Добавить в цитаты Настройки чтения

Страница 73 из 87

— Верно.

— Всем, кто входил в царство, никому не удалось выскочить обратно. Пес бы этот его схамал.

— Допустим. Дальше.

— Дальше Ефрем, пфу, Орфей, пришел к преисподней и стал песни петь, и трехглавый кобель уснул. Орфей играл на гитаре...

— На кифаре.

— Пусть на кифаре. От его музыки расплакались богини мщения, а владычица царства разжалобилась и отпустила его жену из-под земли опять к людям. Вы доказывали, Наталья Васильевна: песни, мол, с музыкой чудо сотворили, в хорошую сторону подействовали. Коль трехглавый уснул, самый лютый, настороженный, мы-то об одну голову в засонь превратимся, норму перестанем выполнять. Второе: если богини с владычицей расклюквились от музыки, мы, простые-то смертные, запросто раскиселимся. Вот вам и шиворот-навыворот.

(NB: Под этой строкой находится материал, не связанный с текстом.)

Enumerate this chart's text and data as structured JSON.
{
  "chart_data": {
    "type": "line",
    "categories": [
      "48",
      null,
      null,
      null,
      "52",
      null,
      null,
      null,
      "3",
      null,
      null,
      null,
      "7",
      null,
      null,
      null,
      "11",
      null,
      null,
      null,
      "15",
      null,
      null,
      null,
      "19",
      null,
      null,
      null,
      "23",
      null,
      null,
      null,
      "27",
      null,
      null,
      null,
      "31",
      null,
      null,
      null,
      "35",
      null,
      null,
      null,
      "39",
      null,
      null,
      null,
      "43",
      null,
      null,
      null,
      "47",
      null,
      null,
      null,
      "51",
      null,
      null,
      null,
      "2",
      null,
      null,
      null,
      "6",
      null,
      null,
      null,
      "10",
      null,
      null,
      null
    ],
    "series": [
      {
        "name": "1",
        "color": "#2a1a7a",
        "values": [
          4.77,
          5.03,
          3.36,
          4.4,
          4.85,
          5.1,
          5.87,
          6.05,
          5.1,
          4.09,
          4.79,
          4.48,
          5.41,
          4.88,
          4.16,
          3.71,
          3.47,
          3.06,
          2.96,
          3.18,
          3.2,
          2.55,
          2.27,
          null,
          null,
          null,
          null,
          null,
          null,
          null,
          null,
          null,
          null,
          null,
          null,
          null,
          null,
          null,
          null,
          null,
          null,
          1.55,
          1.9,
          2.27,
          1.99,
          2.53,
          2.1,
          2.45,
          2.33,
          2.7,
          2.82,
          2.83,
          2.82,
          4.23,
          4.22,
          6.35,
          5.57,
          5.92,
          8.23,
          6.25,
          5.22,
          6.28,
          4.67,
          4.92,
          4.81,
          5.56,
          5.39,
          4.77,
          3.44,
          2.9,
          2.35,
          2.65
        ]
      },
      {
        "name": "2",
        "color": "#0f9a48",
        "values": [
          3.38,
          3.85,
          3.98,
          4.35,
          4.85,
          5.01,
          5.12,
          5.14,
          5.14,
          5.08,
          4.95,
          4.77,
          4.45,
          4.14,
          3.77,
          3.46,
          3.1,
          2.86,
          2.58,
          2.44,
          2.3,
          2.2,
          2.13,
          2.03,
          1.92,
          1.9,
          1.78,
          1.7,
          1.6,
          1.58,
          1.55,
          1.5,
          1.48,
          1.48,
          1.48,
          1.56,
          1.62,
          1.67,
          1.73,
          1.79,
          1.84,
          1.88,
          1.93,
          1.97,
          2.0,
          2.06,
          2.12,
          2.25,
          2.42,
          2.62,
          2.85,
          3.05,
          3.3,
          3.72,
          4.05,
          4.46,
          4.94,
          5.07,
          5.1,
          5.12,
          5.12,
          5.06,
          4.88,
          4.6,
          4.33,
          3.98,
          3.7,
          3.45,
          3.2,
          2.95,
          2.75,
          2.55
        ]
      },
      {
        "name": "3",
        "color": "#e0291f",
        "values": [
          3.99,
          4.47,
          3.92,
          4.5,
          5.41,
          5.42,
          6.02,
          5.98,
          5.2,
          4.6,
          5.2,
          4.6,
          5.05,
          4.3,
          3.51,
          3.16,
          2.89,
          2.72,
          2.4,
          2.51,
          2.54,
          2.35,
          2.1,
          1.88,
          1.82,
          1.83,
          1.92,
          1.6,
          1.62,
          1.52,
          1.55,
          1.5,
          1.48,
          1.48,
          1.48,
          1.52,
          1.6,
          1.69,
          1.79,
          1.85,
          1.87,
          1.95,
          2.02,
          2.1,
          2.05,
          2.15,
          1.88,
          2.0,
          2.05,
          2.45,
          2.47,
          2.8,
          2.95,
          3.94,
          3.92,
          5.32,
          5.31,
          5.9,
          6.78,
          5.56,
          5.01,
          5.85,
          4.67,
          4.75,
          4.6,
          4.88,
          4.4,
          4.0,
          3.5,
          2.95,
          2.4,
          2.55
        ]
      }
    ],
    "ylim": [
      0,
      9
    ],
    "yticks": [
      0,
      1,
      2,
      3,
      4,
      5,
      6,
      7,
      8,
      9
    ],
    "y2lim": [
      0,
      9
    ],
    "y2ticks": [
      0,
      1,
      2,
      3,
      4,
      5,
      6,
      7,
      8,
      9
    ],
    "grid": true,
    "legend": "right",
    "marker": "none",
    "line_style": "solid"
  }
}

Меня не удивило то, что Ситчиков с откровенным любопытством слушал Рымареву. Ее можно находить нелепой, стремящейся сосредоточить на себе внимание, опасаться (трудно предугадать, что, когда и по какому поводу она отмочит), но, пожалуй, нельзя не испытывать к ней интерес: она пытлива, умна, оригинально воспринимает что бы то ни было, а таких людей совсем немного.

— Вам нравится, — обратился ко мне Ситчиков, — новая трактовка мифа о том, как Орфей вызволял из Аида нимфу Евридику?

— Трактовка, не лишенная глубины и остроумия.

Рымарева внезапно присмирела и сказала, не поднимая век, — они были необычайны: несколько вытянуты к середине, почти стрельчаты, — что вы, мол, высшие образования проходили и прежде всего полагаетесь на книги и на себя, не мешало бы книги перепроверять да побольше опираться на мнение тех, для кого стараетесь.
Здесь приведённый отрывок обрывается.